A FLIPR-based assay to assess potency and selectivity of inhibitors of the TEC family kinases Btk and Itk.

Bruton's tyrosine kinase (Btk) and interleukin-2-inducible T cell kinase (Itk) are members of the TEC family of nonreceptor tyrosine kinases and are expressed primarily in B and T cells, respectively. Both kinases are critically involved in lymphocyte development and signal transduction. In particular, Btk and Itk regulate calcium mobilization subsequent to antigen receptor stimulation. Small molecule antagonists that specifically inhibit either Btk or Itk may allow for selective modulation of B cell or T cell activity and may be useful in treating inflammatory and autoimmune conditions.
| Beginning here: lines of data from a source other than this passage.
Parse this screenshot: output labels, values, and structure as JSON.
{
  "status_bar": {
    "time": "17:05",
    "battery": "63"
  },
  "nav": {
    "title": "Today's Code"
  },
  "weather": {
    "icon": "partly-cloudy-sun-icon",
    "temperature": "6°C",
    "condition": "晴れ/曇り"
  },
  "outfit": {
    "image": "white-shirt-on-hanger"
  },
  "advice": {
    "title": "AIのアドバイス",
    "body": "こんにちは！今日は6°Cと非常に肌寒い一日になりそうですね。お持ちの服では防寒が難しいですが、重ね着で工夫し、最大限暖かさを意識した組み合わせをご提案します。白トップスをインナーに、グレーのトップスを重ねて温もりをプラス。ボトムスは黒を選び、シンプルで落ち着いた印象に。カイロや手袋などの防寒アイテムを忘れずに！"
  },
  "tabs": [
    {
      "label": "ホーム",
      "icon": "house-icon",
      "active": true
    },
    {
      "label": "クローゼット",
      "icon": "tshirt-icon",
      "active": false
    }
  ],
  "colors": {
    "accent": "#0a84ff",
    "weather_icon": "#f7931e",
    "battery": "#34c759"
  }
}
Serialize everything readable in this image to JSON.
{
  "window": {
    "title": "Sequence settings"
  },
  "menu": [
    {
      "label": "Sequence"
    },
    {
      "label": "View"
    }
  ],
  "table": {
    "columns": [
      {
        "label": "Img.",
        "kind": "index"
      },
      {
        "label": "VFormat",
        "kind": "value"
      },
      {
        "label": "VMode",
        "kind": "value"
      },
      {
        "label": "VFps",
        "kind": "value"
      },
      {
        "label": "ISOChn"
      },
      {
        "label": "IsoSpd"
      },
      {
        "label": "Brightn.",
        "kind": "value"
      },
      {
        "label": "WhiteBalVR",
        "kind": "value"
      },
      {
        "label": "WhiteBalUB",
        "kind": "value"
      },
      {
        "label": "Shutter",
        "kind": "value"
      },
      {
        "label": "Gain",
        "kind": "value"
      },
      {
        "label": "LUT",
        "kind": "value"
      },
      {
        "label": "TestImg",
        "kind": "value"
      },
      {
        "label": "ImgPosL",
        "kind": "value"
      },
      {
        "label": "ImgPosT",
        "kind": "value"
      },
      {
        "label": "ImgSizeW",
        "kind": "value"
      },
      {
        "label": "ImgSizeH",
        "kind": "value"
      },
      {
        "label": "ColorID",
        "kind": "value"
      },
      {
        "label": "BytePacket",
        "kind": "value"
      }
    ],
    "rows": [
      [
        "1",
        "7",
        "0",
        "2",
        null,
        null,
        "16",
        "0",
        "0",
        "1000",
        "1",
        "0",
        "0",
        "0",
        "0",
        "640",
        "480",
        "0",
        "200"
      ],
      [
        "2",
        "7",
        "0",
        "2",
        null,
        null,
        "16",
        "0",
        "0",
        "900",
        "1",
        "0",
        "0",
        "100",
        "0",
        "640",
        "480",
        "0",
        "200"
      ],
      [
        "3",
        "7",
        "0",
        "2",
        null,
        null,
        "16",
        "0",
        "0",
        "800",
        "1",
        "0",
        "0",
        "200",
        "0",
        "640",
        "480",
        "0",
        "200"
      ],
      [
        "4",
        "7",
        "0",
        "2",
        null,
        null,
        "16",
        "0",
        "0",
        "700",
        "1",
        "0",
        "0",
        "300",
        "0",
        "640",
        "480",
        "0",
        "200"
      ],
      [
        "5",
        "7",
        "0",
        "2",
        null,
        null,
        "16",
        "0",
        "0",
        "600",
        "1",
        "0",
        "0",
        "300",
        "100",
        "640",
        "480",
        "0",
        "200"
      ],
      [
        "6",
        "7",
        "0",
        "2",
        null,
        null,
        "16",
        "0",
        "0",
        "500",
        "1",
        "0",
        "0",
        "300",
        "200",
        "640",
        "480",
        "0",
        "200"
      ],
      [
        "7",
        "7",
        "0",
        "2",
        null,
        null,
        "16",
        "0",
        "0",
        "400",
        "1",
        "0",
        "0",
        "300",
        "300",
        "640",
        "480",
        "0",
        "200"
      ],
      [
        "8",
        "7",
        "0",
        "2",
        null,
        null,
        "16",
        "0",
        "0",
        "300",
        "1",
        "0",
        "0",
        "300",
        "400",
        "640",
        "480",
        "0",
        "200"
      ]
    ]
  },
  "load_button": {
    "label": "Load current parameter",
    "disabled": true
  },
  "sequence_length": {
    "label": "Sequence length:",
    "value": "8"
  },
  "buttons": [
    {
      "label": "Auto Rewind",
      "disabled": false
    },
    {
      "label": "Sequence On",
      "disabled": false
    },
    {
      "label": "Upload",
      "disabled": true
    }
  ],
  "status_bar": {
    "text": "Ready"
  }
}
We have developed a medium-throughput fluorescent imaging plate reader (FLIPR)- based calcium flux assay that can be used to assay potential Btk and Itk inhibitors. This assay takes advantage of Btk-deficient DT40 (DT40-Btk-/-) chicken B cells, which are unable to mobilize calcium in response to cross-linking of their B cell receptor (BCR). Ectopic expression of TEC family kinases can restore antigen receptor signaling in these cells. We have generated stable DT40-Btk-/- lines expressing either wild-type human Btk (huBtk) or a chimeric Btk-Itk kinase (huBtk-Itk) molecule-a Btk protein whose kinase domain has been replaced by the kinase domain of Itk. Expression of either huBtk or huBtk-Itk in DT40-Btk-/- cells restores calcium flux in response to BCR engagement. Using Btk- and Itk-selective inhibitors, we show that inhibition of calcium responses in huBtk-Itk-DT40-Btk-/- cells and huBtk-DT40-Btk-/- cells is dependent on the Itk or Btk kinase domain, respectively. Thus, the FLIPR assay described here can be used to assess, compare, and rank the potency and selectivity of inhibitors of Itk and Btk kinases.